PowerCenter 5, which collects data from a range of operational systems for analysis, provides throughput performance improvements of three to 10 times over the earlier version, according to the company. That's accomplished through the use of dynamic, shared caching and the software's ability to run in parallel across multiple servers.
The new software can also collect and process clickstream and Web-log data, a task that previously required a separate product, PowerCenter.e, which Informatica will phase out. The suite now consists of PowerCenter 5, the PowerCenter 5 Data Integration Hub for building and managing multiple data warehouses, and PowerMart 5 for building departmental and single-subject datamarts. The PowerConnect products are priced according to configuration: The average selling price for the core software is around $250,000.

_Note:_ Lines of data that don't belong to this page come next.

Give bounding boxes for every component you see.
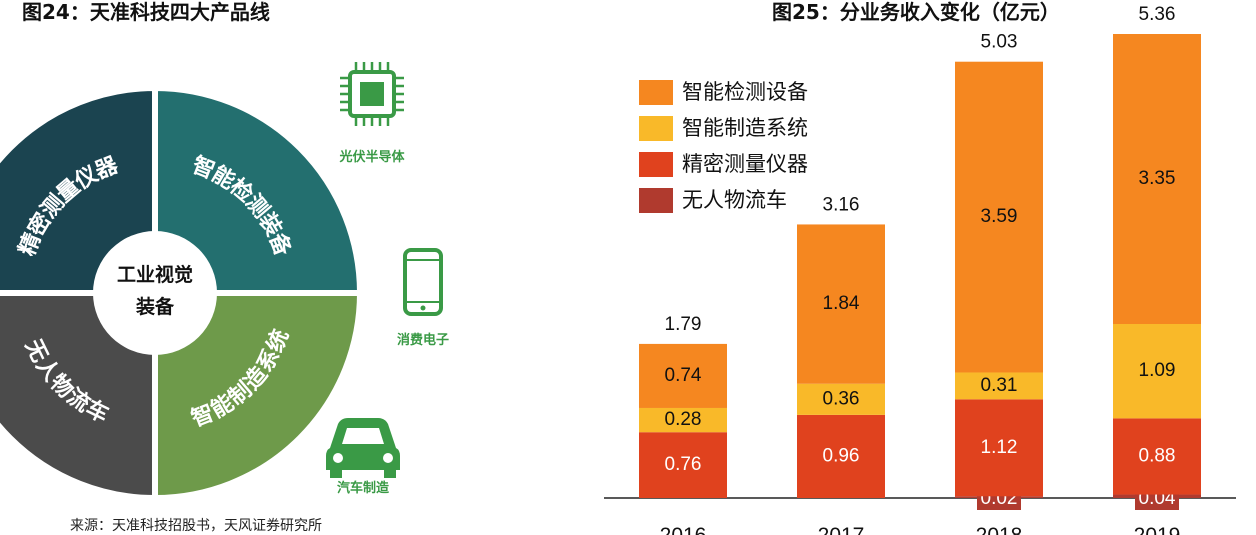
data-label: 0.28 (665, 409, 702, 430)
legend-label: 智能检测设备 (682, 80, 808, 104)
legend-swatch (639, 80, 673, 105)
bar-segment (639, 432, 727, 498)
source-note: 来源：天准科技招股书，天风证券研究所 (70, 518, 322, 534)
data-label: 0.74 (665, 365, 702, 386)
data-label: 3.35 (1139, 168, 1176, 189)
wheel-center (93, 231, 217, 355)
bar-segment (955, 61, 1043, 373)
car-icon (326, 418, 400, 478)
total-label: 1.79 (665, 314, 702, 335)
chip-icon (340, 62, 404, 126)
bar-segment (1113, 418, 1201, 495)
bar-segment (797, 414, 885, 498)
wheel-segment (0, 290, 158, 502)
bar-segment (955, 372, 1043, 400)
legend-label: 无人物流车 (682, 188, 787, 212)
wheel-center-label: 装备 (135, 295, 175, 318)
legend-swatch (639, 116, 673, 141)
left-figure-title: 图24：天准科技四大产品线 (22, 0, 270, 24)
bar-segment (955, 399, 1043, 497)
bar-segment (1113, 34, 1201, 324)
application-label: 光伏半导体 (338, 149, 405, 165)
data-label: 0.31 (981, 375, 1018, 396)
wheel-segment (152, 290, 364, 502)
data-label: 0.96 (823, 445, 860, 466)
product-line-wheel: 精密测量仪器 智能检测装备智能制造系统无人物流车工业视觉装备光伏半导体消费电子汽车… (0, 62, 449, 502)
data-label: 0.88 (1139, 445, 1176, 466)
bar-segment (797, 383, 885, 415)
wheel-segment (0, 84, 158, 296)
x-tick-label: 2016 (660, 524, 707, 535)
phone-icon (403, 248, 443, 316)
total-label: 3.16 (823, 194, 860, 215)
application-label: 汽车制造 (337, 480, 390, 496)
data-label: 3.59 (981, 206, 1018, 227)
revenue-bar-chart: 0.76 0.28 0.74 1.79 2016 0.96 0.36 1.84 3.16 2017… (604, 4, 1236, 535)
total-label: 5.03 (981, 32, 1018, 53)
legend-swatch (639, 188, 673, 213)
right-figure-title: 图25：分业务收入变化（亿元） (772, 0, 1060, 24)
data-label: 0.76 (665, 454, 702, 475)
x-tick-label: 2019 (1134, 524, 1181, 535)
bar-segment (1113, 324, 1201, 419)
data-label: 0.36 (823, 388, 860, 409)
total-label: 5.36 (1139, 4, 1176, 25)
wheel-segment (152, 84, 364, 296)
data-label: 1.12 (981, 437, 1018, 458)
x-tick-label: 2017 (818, 524, 865, 535)
data-label: 1.84 (823, 293, 860, 314)
bar-segment (797, 224, 885, 384)
legend-swatch (639, 152, 673, 177)
legend-label: 智能制造系统 (682, 116, 808, 140)
bar-segment (639, 407, 727, 433)
bar-segment (639, 343, 727, 408)
application-label: 消费电子 (397, 332, 449, 348)
legend-label: 精密测量仪器 (682, 152, 808, 176)
x-tick-label: 2018 (976, 524, 1023, 535)
wheel-center-label: 工业视觉 (117, 263, 193, 286)
data-label: 1.09 (1139, 360, 1176, 381)
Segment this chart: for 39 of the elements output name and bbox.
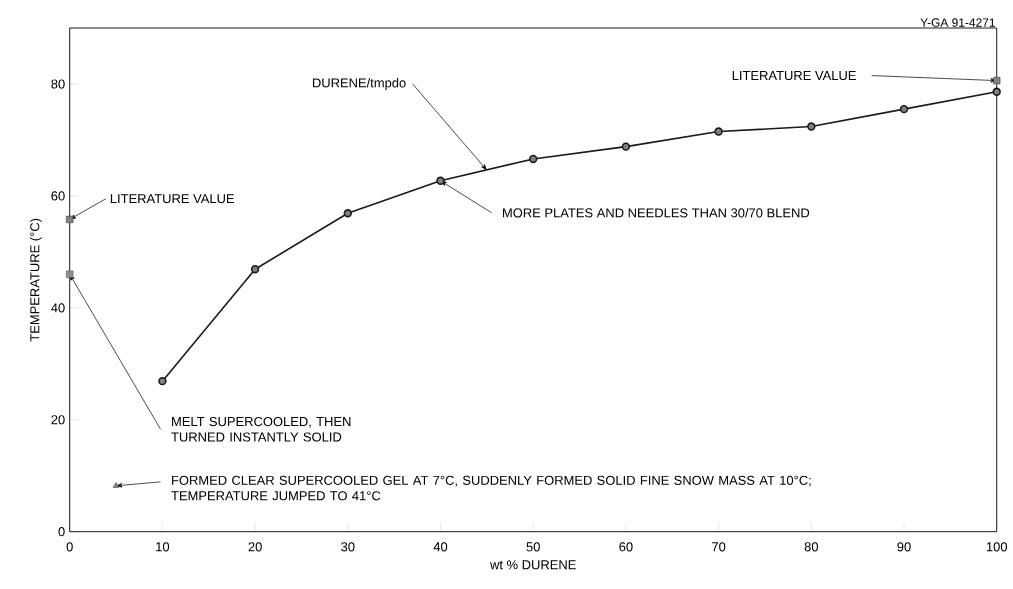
- point: [250, 265, 260, 274]
- point: [436, 176, 445, 185]
- point: [807, 122, 816, 131]
- annotation: DURENE/tmpdo: [312, 77, 406, 91]
- y-tick-label: 60: [51, 191, 65, 201]
- annotation: MELT SUPERCOOLED, THEN TURNED INSTANTLY SOLID: [171, 416, 351, 442]
- annotation: LITERATURE VALUE: [110, 194, 235, 204]
- x-tick-label: 20: [248, 542, 262, 552]
- x-tick-label: 30: [341, 542, 355, 552]
- x-tick-label: 100: [986, 542, 1008, 552]
- point: [993, 77, 1001, 85]
- point: [992, 87, 1001, 97]
- x-axis-title: wt % DURENE: [490, 560, 576, 570]
- x-tick-label: 0: [66, 542, 73, 552]
- y-tick-label: 20: [51, 415, 65, 425]
- x-tick-label: 80: [804, 542, 819, 552]
- x-tick-label: 60: [619, 542, 633, 552]
- point: [621, 142, 631, 151]
- x-tick-label: 40: [433, 542, 448, 552]
- point: [158, 376, 167, 386]
- x-tick-label: 70: [712, 542, 726, 552]
- y-tick-label: 40: [51, 303, 65, 313]
- annotation: LITERATURE VALUE: [732, 71, 856, 81]
- x-tick-label: 50: [526, 542, 540, 552]
- annotation: MORE PLATES AND NEEDLES THAN 30/70 BLEND: [503, 207, 810, 218]
- x-tick-label: 10: [156, 542, 170, 552]
- point: [714, 127, 723, 136]
- point: [529, 154, 538, 164]
- text: Y-GA 91-4271: [920, 18, 995, 27]
- point: [112, 482, 120, 488]
- y-axis-title: TEMPERATURE (°C): [29, 218, 42, 342]
- y-tick-label: 0: [58, 527, 65, 537]
- point: [66, 270, 74, 278]
- x-tick-label: 90: [897, 542, 911, 552]
- point: [66, 215, 74, 224]
- point: [899, 104, 909, 114]
- annotation: FORMED CLEAR SUPERCOOLED GEL AT 7°C, SUDDENLY FORMED SOLID FINE SNOW MASS AT 10°C; TEMPERATURE JUMPED TO 41°C: [171, 475, 811, 501]
- point: [343, 209, 352, 218]
- y-tick-label: 80: [51, 79, 65, 89]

Separately, Informatica is expected to partner with consulting firm PricewaterhouseCoopers in a deal that involves a financial stake in Informatica and joint application development. Aberdeen Group analyst Guy Creese says this should help Informatica develop more effective analytical apps. He says companies such as Informatica, which sell extract, transform, and load tools, are often more experienced with data-integration "plumbing" than with higher-level data analysis.